La DPJ de Lanaudière rétablit sa réputation

La Direction de la protection de la jeunesse (DPJ) de Lanaudière estime avoir restauré sa crédibilité en améliorant de ses services aux enfants vulnérables et à leur famille.

Cette crédibilité avait été ternie par une enquête de la Commission des droits de la personne et des droits de la jeunesse suivie d'une demande d'intervention auprès du ministre de la Santé et des Services sociaux. Une façon de faire exceptionnelle.

«Nous tenons à remercier tout le personnel qui a contribué à redresser la situation et à rétablir la confiance de la population envers les services des centres jeunesse», a indiqué, hier, dans un communiqué le directeur général de l'institution, Pierre Racette, au terme de plusieurs mois d'efforts importants alimentés par la dénonciation publique de la Commission des droits de la personne et des droits de la jeunesse.

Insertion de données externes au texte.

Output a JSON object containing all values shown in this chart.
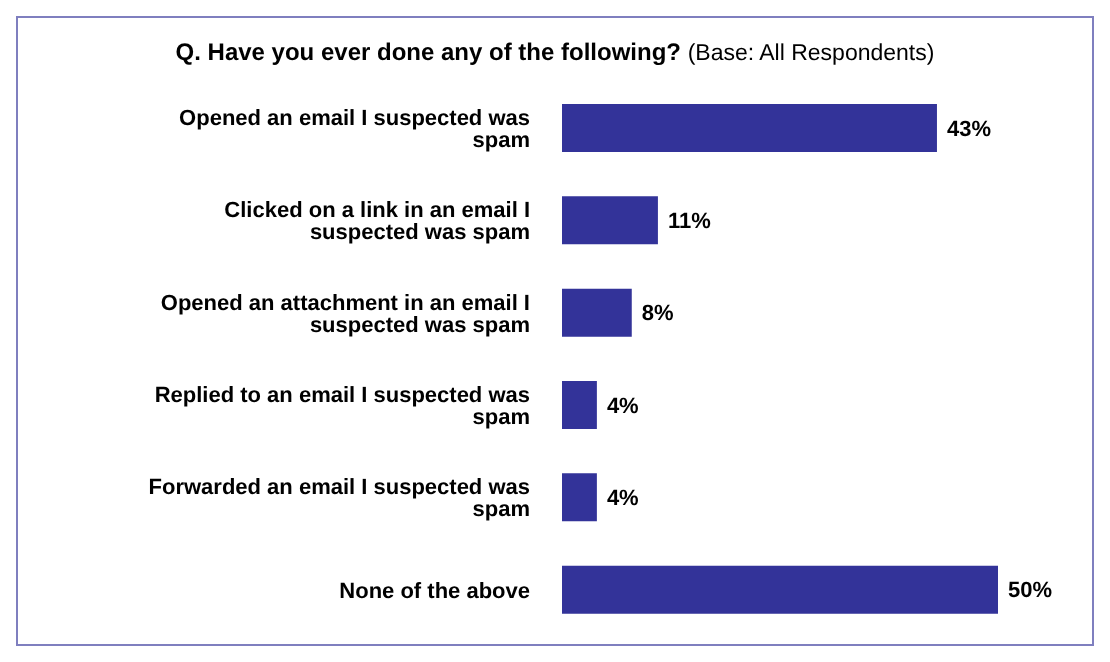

La commission, alertée par de nombreuses plaintes provenant d'établissements scolaires et d'organismes communautaires de la région de Lanaudière, avait demandé en janvier 2004 l'intervention du ministre de la Santé et des Services sociaux.

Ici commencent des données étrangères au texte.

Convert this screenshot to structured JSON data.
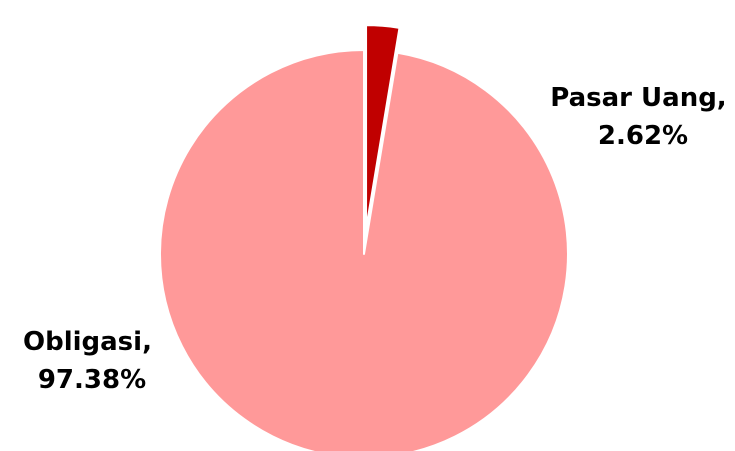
{
  "chart_data": {
    "type": "pie",
    "title": "",
    "slices": [
      {
        "label": "Pasar Uang",
        "value": 2.62,
        "display": "2.62%",
        "color": "#c00000",
        "exploded": true
      },
      {
        "label": "Obligasi",
        "value": 97.38,
        "display": "97.38%",
        "color": "#ff9999",
        "exploded": false
      }
    ],
    "legend": "none",
    "data_labels": [
      {
        "line1": "Pasar Uang,",
        "line2": "2.62%"
      },
      {
        "line1": "Obligasi,",
        "line2": "97.38%"
      }
    ]
  }
}
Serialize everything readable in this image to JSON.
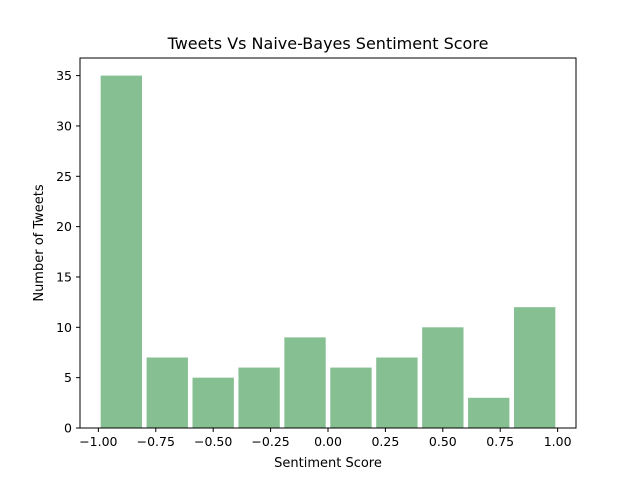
{
  "chart_data": {
    "type": "bar",
    "title": "Tweets Vs Naive-Bayes Sentiment Score",
    "xlabel": "Sentiment Score",
    "ylabel": "Number of Tweets",
    "bar_color": "#86bf91",
    "xlim": [
      -1.08,
      1.08
    ],
    "ylim": [
      0,
      36.75
    ],
    "xticks": [
      -1.0,
      -0.75,
      -0.5,
      -0.25,
      0.0,
      0.25,
      0.5,
      0.75,
      1.0
    ],
    "xtick_labels": [
      "−1.00",
      "−0.75",
      "−0.50",
      "−0.25",
      "0.00",
      "0.25",
      "0.50",
      "0.75",
      "1.00"
    ],
    "yticks": [
      0,
      5,
      10,
      15,
      20,
      25,
      30,
      35
    ],
    "ytick_labels": [
      "0",
      "5",
      "10",
      "15",
      "20",
      "25",
      "30",
      "35"
    ],
    "bin_edges": [
      -1.0,
      -0.8,
      -0.6,
      -0.4,
      -0.2,
      0.0,
      0.2,
      0.4,
      0.6,
      0.8,
      1.0
    ],
    "values": [
      35,
      7,
      5,
      6,
      9,
      6,
      7,
      10,
      3,
      12
    ],
    "rwidth": 0.9,
    "grid": false
  }
}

La commission a fait valoir que les normes en vigueur dans les autres régions du Québec en matière de signalements d'enfants n'étaient pas respectées dans Lanaudière et que, conséquemment, la sécurité d'enfants y était compromise.

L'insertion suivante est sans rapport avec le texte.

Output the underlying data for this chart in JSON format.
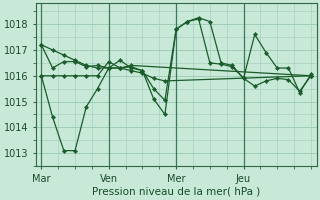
{
  "bg_color": "#c8e8d8",
  "grid_color": "#a0ccb8",
  "line_color": "#1a5c2a",
  "marker_color": "#1a5c2a",
  "xlabel": "Pression niveau de la mer( hPa )",
  "ylim": [
    1012.5,
    1018.8
  ],
  "yticks": [
    1013,
    1014,
    1015,
    1016,
    1017,
    1018
  ],
  "xtick_labels": [
    "Mar",
    "Ven",
    "Mer",
    "Jeu"
  ],
  "xtick_pos": [
    0,
    24,
    48,
    72
  ],
  "vline_pos": [
    0,
    24,
    48,
    72
  ],
  "xlim": [
    -2,
    98
  ],
  "series": [
    {
      "x": [
        0,
        4,
        8,
        12,
        16,
        20,
        24,
        28,
        32,
        96
      ],
      "y": [
        1017.2,
        1017.0,
        1016.8,
        1016.6,
        1016.4,
        1016.3,
        1016.3,
        1016.3,
        1016.4,
        1016.0
      ]
    },
    {
      "x": [
        0,
        4,
        8,
        12,
        16,
        20,
        24,
        28,
        32,
        36,
        40,
        44,
        96
      ],
      "y": [
        1016.0,
        1016.0,
        1016.0,
        1016.0,
        1016.0,
        1016.0,
        1016.55,
        1016.3,
        1016.2,
        1016.1,
        1015.9,
        1015.8,
        1016.0
      ]
    },
    {
      "x": [
        0,
        4,
        8,
        12,
        16,
        20,
        24,
        28,
        32,
        36,
        40,
        44,
        48,
        52,
        56,
        60,
        64,
        68,
        72,
        76,
        80,
        84,
        88,
        92,
        96
      ],
      "y": [
        1016.0,
        1014.4,
        1013.1,
        1013.1,
        1014.8,
        1015.5,
        1016.3,
        1016.6,
        1016.3,
        1016.2,
        1015.1,
        1014.5,
        1017.8,
        1018.1,
        1018.25,
        1018.1,
        1016.5,
        1016.4,
        1015.9,
        1015.6,
        1015.8,
        1015.9,
        1015.85,
        1015.4,
        1016.0
      ]
    },
    {
      "x": [
        0,
        4,
        8,
        12,
        16,
        20,
        24,
        28,
        32,
        36,
        40,
        44,
        48,
        52,
        56,
        60,
        64,
        68,
        72,
        76,
        80,
        84,
        88,
        92,
        96
      ],
      "y": [
        1017.2,
        1016.3,
        1016.55,
        1016.55,
        1016.35,
        1016.4,
        1016.3,
        1016.3,
        1016.35,
        1016.2,
        1015.5,
        1015.05,
        1017.8,
        1018.1,
        1018.2,
        1016.5,
        1016.45,
        1016.35,
        1015.9,
        1017.6,
        1016.9,
        1016.3,
        1016.3,
        1015.35,
        1016.05
      ]
    }
  ]
}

«Cela a pour effet que des enfants échappent au filet de protection que vise à leur assurer la loi. En cours d'enquête, la commission a constaté des situations à ce point graves qu'elle a dû elle-même faire au-delà de 30 signalements», écrivait la commission en janvier 2004.

Parmi les principales lacunes observées, on comptait de nombreux cas de négligence grave et de mauvais traitements non retenus ainsi que des agressions sexuelles signalés par des tiers laissées sans suivi. Pour justifier l'absence d'intervention, les valeurs familiales, culturelles et l'origine ethnique des parents étaient évoquées.

Finalement, la commission constatait que le directeur de la protection de la jeunesse de Lanaudière recevait davantage de signalements que les autres régions québécoises, en retenait moins, en fermait davantage après évaluation et que le nombre de prises en charge était inférieur au reste de la province.

Ce qui faisait écrire au président de la Commission des droits de la personne et des droits de la jeunesse, Pierre Marois, que «les listes d'attente, le manque de place et les conditions inacceptables dans lesquelles les jeunes sont hébergés sont des problèmes récurrents qui empêchent les enfants d'avoir les services auxquels ils ont droit».

Mais voilà que tout récemment, à la fin juillet, la même commission jugeait que les correctifs requis avaient été apportés et qu'il y avait amélioration de la qualité des interventions auprès des enfants et des familles de la région de Lanaudière.

Pour obtenir un tel revirement favorable, la Direction de la protection de la jeunesse de Lanaudière a analysé la charge de travail des membres de son personnel, a revu leur formation, a créé des places durables en hébergement en plus de voir à améliorer ses relations avec ses partenaires.